USUN Files1

Memorandum of Telephone Conversation, by the Acting Director of the Office of Special Political Affairs (Ross)


Following a meeting in Mr. Acheson’s office this noon in which Mr. Fahy, Mr. Marks2 and Mr. Gross also participated, I telephoned Senator Austin and told him that Mr. Byrnes and Mr. Acheson had discussed with Senators Vandenberg and Connally this morning the Department’s paper on the United States position with regard to the procedure to be followed in the Security Council concerning the Atomic Energy Commission’s Report.3 Mr. Acheson felt it would be desirable for Senator Austin to know Senator Vandenberg’s views as soon as possible, although these views might not have any immediate bearing on Senator Austin’s efforts in the Security Council this afternoon to get the whole disarmament question postponed without prejudice to February 4. As I understood them, Senator Vandenberg’s views were as follows: [Page 367]
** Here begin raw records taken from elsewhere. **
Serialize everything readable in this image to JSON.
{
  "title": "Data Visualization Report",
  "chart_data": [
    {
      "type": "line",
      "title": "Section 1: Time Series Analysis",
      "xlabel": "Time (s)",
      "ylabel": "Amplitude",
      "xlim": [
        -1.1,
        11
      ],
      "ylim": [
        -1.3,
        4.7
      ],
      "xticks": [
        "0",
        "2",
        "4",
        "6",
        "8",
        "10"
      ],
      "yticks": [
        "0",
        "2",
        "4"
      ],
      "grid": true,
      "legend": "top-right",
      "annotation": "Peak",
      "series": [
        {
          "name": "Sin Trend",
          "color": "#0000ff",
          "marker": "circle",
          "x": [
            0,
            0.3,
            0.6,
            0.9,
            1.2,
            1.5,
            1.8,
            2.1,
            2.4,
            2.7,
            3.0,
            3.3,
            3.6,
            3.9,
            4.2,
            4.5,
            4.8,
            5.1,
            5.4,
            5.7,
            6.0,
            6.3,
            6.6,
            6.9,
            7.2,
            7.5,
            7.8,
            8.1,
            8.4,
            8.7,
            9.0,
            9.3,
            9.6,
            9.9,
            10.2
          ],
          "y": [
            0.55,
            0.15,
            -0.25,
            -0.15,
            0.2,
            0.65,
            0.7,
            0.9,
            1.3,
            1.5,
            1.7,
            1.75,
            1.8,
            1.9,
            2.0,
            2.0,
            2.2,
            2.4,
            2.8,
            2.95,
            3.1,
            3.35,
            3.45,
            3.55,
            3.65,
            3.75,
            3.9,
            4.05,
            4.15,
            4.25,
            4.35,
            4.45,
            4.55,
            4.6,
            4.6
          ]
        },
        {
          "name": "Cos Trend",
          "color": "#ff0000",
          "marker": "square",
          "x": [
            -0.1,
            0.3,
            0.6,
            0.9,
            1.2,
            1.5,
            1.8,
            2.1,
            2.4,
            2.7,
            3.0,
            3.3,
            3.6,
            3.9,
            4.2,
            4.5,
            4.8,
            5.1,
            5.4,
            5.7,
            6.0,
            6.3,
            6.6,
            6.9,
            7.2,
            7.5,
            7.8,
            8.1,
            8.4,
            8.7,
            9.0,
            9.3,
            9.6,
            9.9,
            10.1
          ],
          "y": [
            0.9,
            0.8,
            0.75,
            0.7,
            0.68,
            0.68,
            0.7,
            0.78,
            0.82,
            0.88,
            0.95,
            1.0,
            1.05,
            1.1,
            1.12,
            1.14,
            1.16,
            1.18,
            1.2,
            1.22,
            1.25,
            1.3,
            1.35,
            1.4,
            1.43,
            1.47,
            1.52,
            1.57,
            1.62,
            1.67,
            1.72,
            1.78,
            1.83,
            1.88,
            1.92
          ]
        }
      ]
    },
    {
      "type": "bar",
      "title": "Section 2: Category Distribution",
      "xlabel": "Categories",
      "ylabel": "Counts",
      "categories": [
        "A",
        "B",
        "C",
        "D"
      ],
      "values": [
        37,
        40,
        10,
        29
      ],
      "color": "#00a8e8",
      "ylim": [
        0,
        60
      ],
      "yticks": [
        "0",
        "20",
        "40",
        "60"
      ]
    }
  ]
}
The Senate and people of the United States would not approve a treaty on atomic energy which did not include provisions for prompt and effective sanctions imposed on violators.
If we followed the procedure outlined in the Department’s paper under reference, the impression would be given to the public and the Senate that we were welching on the position which had been taken by Mr. Baruch in the Atomic Energy Commission and were, in fact, preparing a retreat from this position.
Senator Vandenberg agreed that we should get agreement in the Security Council on as many of the recommendations of the Atomic Energy Commission as possible.
He also felt, however, that it is essential to get agreement in the Security Council in principle that there will be sanctions to punish violators.
Senator Vandenberg was apparently not worried about any magic words such as “veto” or any specific language. The main thing was to find out where the Russians stand on the principle of sanctions or punishment.
If the Russians understand that we are not worried about specific language (e.g. the veto) but that we are insistent on getting agreement in the Security Council on the principle there will be three alternatives as follows:
The Russians might agree to the principle. This would, of course, meet our objective and would be satisfactory.
The Russians might say that they did not understand enough of what we meant to agree even in principle but would be willing to abstain on a vote. This would also meet our objective and would be satisfactory.
The Russians might, however, veto our proposed agreement in principle. In this case we would have to reconsider our entire position.

I told the Senator that we were working on a revision of the Department’s paper on this matter and I hoped it would be possible to send him a copy tonight which could be used as a basis for further discussion with him. I told him we also had felt it would be desirable for him to discuss this whole matter at an early date directly with Senator Vandenberg. Senator Austin said he would like to do this.

  1. Files of the United States Mission at the United Nations.
  2. Herbert S. Marks, General Counsel of the United States Atomic Energy Commission; Special Assistant to the Under Secretary of State, 1945–1946.
  3. For the January 21 draft of the paper under reference, see p. 370.